In capo alle responsabilità politiche del raid di Macerata non si tratta di chiamare in causa miracolati vari della politica da commedia all’italiana, le responsabilità, come dice Vauro, sono trasversali e a mio avviso vanno in ultima (o prima) analisi individuate nella mancata assunzione di responsabilità di chi è investito pro tempore delle responsabilità istituzionali, dal livello comunale a quello nazionale. Assunzione di responsabilità: questo è il grave compito che diventa sempre più urgente di fronte alla marea irrazionale che sta montando in questo paese. Questo chiede il corteo di sabato a Macerata.
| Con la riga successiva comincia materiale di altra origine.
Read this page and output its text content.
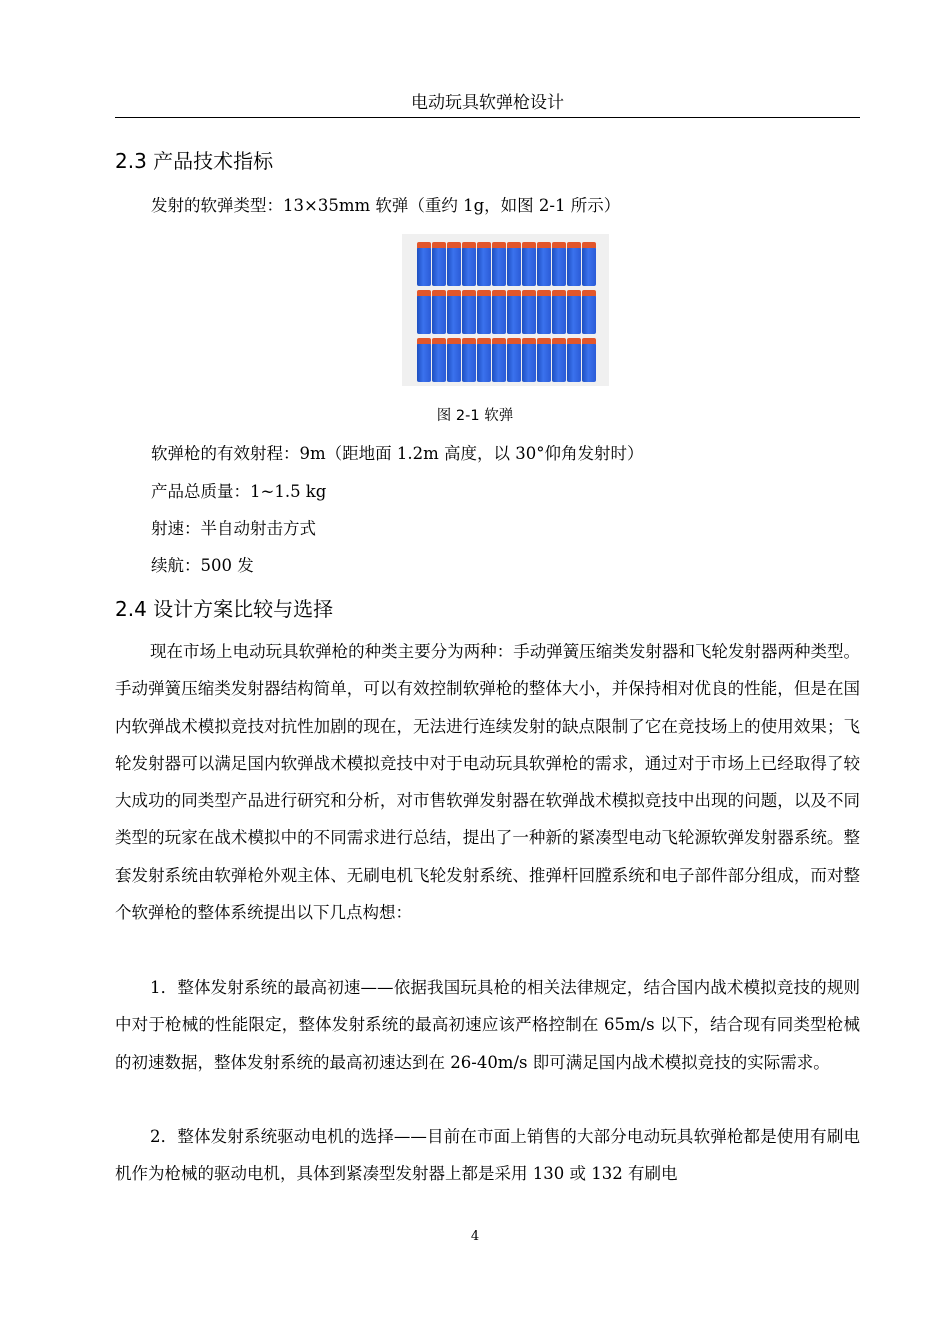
电动玩具软弹枪设计
2.3 产品技术指标
发射的软弹类型：13×35mm 软弹（重约 1g，如图 2-1 所示）
图 2-1 软弹
软弹枪的有效射程：9m（距地面 1.2m 高度，以 30°仰角发射时）
产品总质量：1~1.5 kg
射速：半自动射击方式
续航：500 发
2.4 设计方案比较与选择

现在市场上电动玩具软弹枪的种类主要分为两种：手动弹簧压缩类发射器和飞轮发射器两种类型。手动弹簧压缩类发射器结构简单，可以有效控制软弹枪的整体大小，并保持相对优良的性能，但是在国内软弹战术模拟竞技对抗性加剧的现在，无法进行连续发射的缺点限制了它在竞技场上的使用效果；飞轮发射器可以满足国内软弹战术模拟竞技中对于电动玩具软弹枪的需求，通过对于市场上已经取得了较大成功的同类型产品进行研究和分析，对市售软弹发射器在软弹战术模拟竞技中出现的问题，以及不同类型的玩家在战术模拟中的不同需求进行总结，提出了一种新的紧凑型电动飞轮源软弹发射器系统。整套发射系统由软弹枪外观主体、无刷电机飞轮发射系统、推弹杆回膛系统和电子部件部分组成，而对整个软弹枪的整体系统提出以下几点构想：

1．整体发射系统的最高初速——依据我国玩具枪的相关法律规定，结合国内战术模拟竞技的规则中对于枪械的性能限定，整体发射系统的最高初速应该严格控制在 65m/s 以下，结合现有同类型枪械的初速数据，整体发射系统的最高初速达到在 26-40m/s 即可满足国内战术模拟竞技的实际需求。

2．整体发射系统驱动电机的选择——目前在市面上销售的大部分电动玩具软弹枪都是使用有刷电机作为枪械的驱动电机，具体到紧凑型发射器上都是采用 130 或 132 有刷电

4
Che si dica chiaro e forte che le manifestazioni di antifascismo non hanno la stessa valenza di quelle fasciste e questo non vale solo per i cortei nelle strade ma per qualunque manifestazione del pensiero. Abbiamo fatto l’abitudine a qualunque rovesciamento semantico, ci si appella alla libertà di pensiero e espressione per professare opinioni che negano libertà di pensiero e espressione! No, non tutte le opinioni sono uguali, alcune sono concime per il crimine e vanno fermate all’origine.

È tempo che lo Stato affermi i suoi principi. Non è tempo per l’ignavia. È  tempo che i cittadini sensibili ai valori democratici pretendano dalle autorità di questo paese di essere all’altezza della sua Costituzione e lo hanno fatto con la partecipata manifestazione di sabato scorso a Macerata. È tempo di riaffermare la forza del diritto perseguendo i reati e chi ne fa apologia. Senza questo nessun discorso di ordine pubblico e di civile convivenza è credibile. Ma non basta la cura, servono i vaccini e il vaccino è il recupero della dignità della politica, della credibilità delle istituzioni e il mantenimento delle promesse della democrazia.